Central Florida's Independent Jewish Voice

The elephant in the room

Jim Shipley

“Those who cannot remember the past are condemned to repeat it.” George Santayana said this in his “Reason in Common Sense, The Life of Reason, Vol.1”... and it’s still true. Look, call it “Arab Spring,” “Uprisings,” “Revolution”—the end result is that some of Africa and most of the Middle East has been stood on its head in the past three years.

I listen to some supposedly really smart people parse the situation in Egypt, Syria, Libya and elsewhere. And I keep waiting. Okay? Now, tell us the real problem! Once in a great while, a writer like Jeffrey Goldberg will tackle the subject—but few if any others.

The president does not refer to it. I doubt Fox News even knows the subject—nor cares. It did not come up in Paris where The Foreign Ministers of the U.S., France and Britain all congratulated each other (and the Russians) for a “solution” to chemical weapons in Syria and who holds them.

What is it I’m speaking about? Well, good friends, go back to World War I. Take a look at the world. The Middle East was dominated not by Russia or the U.S. or even individual dictators. It was ruled by the Ottoman Empire, headquartered in Turkey.
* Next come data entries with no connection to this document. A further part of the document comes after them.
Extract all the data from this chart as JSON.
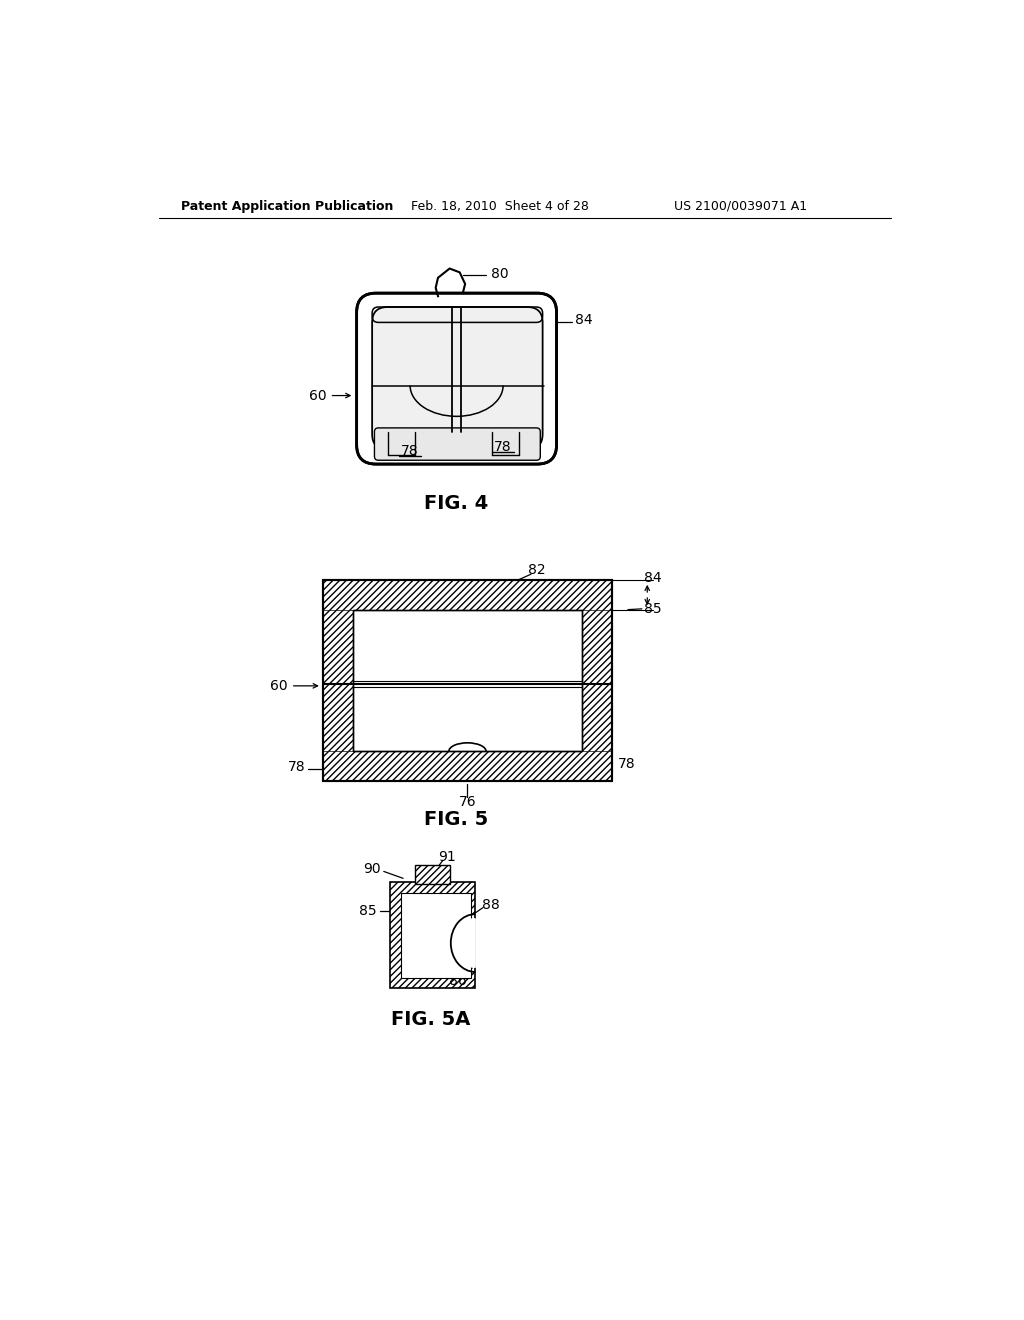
{
  "bg_color": "#ffffff",
  "header_left": "Patent Application Publication",
  "header_mid": "Feb. 18, 2010  Sheet 4 of 28",
  "header_right": "US 2100/0039071 A1",
  "fig4_label": "FIG. 4",
  "fig5_label": "FIG. 5",
  "fig5a_label": "FIG. 5A"
}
The sultan of the Empire was smart enough to stay out of the conflict spreading from Australia to Russia and eventually to the U.S.

The European Strategy, in addition to crushing the Kaiser and the Germanic peoples, was to dismantle the Ottoman Empire and whack it up amongst themselves. Hey! All that oil was there for the taking. Oil was going to be BIG in the post war world. Sea routes, the Suez Canal. All they had to do was dismantle the Ottoman Empire. So, they sucked the sultan into joining the Germans when the Brits went into Turkish waters to attack a German warship that had asked for sanctuary there.
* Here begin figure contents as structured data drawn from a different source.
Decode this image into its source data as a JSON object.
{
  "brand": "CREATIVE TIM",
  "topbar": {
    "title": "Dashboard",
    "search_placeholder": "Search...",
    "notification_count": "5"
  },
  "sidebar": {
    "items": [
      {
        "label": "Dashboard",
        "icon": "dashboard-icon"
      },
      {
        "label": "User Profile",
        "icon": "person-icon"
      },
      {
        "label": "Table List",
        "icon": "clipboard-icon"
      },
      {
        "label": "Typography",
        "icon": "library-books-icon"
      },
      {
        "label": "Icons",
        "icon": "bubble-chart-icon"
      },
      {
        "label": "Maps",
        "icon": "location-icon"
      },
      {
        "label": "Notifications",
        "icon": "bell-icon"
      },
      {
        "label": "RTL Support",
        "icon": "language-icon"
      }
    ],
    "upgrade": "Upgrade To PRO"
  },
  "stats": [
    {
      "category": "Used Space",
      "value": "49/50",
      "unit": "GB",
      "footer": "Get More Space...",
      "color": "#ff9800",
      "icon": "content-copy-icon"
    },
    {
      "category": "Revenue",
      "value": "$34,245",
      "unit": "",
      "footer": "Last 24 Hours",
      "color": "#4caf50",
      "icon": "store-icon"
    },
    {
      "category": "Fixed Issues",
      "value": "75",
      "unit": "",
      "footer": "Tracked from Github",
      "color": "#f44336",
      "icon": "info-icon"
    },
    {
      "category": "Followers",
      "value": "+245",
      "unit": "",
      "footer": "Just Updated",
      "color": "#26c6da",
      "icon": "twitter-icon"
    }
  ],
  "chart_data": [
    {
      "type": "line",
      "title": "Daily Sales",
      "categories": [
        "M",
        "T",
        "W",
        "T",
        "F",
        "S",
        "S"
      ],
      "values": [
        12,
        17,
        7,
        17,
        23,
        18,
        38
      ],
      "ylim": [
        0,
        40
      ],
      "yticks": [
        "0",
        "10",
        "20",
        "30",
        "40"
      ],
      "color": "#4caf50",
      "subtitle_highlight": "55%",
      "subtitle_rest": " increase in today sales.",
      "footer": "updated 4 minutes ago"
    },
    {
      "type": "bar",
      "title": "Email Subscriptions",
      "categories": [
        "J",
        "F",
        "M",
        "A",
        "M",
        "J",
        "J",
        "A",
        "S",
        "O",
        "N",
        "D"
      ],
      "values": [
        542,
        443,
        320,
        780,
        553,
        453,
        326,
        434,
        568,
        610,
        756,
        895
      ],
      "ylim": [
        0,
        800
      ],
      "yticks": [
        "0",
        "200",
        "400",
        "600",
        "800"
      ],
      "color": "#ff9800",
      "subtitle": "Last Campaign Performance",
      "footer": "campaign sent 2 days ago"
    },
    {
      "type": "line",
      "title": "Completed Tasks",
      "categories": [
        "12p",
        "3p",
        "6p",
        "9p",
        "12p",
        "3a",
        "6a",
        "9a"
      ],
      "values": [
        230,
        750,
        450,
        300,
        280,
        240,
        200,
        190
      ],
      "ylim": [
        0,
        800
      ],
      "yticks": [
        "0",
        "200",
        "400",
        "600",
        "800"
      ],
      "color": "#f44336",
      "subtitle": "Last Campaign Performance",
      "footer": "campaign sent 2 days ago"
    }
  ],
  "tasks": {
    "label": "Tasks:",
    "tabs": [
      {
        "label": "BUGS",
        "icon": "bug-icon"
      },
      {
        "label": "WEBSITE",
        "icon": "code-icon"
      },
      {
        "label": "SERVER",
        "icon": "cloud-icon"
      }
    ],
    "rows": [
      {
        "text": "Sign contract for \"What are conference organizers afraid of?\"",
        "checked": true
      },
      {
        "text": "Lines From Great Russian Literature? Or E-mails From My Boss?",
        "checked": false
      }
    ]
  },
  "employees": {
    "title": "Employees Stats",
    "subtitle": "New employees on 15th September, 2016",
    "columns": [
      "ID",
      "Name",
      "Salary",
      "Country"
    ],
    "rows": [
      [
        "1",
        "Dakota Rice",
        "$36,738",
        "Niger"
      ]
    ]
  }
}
What followed was a bloody but ultimately successful takeover of all the lands formerly held by the sultan and his acolytes. In order to accomplish this, the French and English promised the Arab tribes their own land if they would help in the war. “Lawrence of Arabia” got it mostly right.

Obviously the dictators of the peace process had no intention of giving the Arabs anything but sand. Woodrow Wilson had some pretty good ideas built around a “League of Nations,” but the Brits and French wanted to run that for their own interests and an Isolationist Congress in the U.S. made it impossible for the plan to work.

Meanwhile, no one paid any attention to history—specifically of Islam. They cared not about Shia or Sunni. They cared little for clans or loyalties among tribes, or the lack thereof. Oil. They wanted oil and sea routes and spices and the other spoils of war. So, as part of the Grand Bargain that resulted in WWII, they created borders where there were none, made nations with no loyal citizens and installed kings and dictators to replace the sultan.

There appeared on the world map nations such as Syria/Lebanon, Jordan (Ah! There is the gem that the British gave to the Arabs for their loyalty during the war), Iraq, Iran and a small, mandated piece of ground, less than one percent of the total landmass and called it “Palestine.”

They carefully protected their interest by selecting rulers that they could control, pay and keep in power. The U.S. was left out of all this and had to content themselves with doing the same thing in Central and South America: installing dictators and controlling bananas and pineapple.

Cobbled together with no national interests, nations only because the conquerors said they were, the elements of a monumental explosion were in place. Shia hated Sunni just as much as Sunni hated Shia. Loyalty was not to any arbitrary lines drawn on a map. Loyalty was “me against my brother, my brother and I against my cousin, my cousin, my brother and I against you.” And all of this held together by brutal rulers. Explosion was inevitable.

When the kings and/or dictators became ineffective, the “major powers” exchanged them for others. America finally got into the game. Iran had a benevolent king but the U.S. was not sure of a steady flow of oil, so we replaced the king with a shah. The rest as they say, is history.

Shia and Sunni continued to boil under the surface. As the U.S. blundered in Iraq, the minority Sunni no longer in charge, Shia militants came out of the shadows where Saddam had put them and the carnage goes on to this day.

Syria is engaged in a civil war. It is not a war of the people against Assad. It is Sunni against Alawite and the rest of Shia Islam. The fighters of Hezballah are not there to shore up the regime—they are there for the War To Come. And that war my friend, is simmering and occasionally exploding all over the Middle East.

When it becomes an area conflict, all loyalties will be to the clans, the tribes. The Sunni Saudis will pour money in to protect their interests. The Shia Iranians (Islam but not Arabs) will make their move. It makes all this posturing about chemical weapons and should America get involved almost academic. The elephant is in the room. He will not sit for long.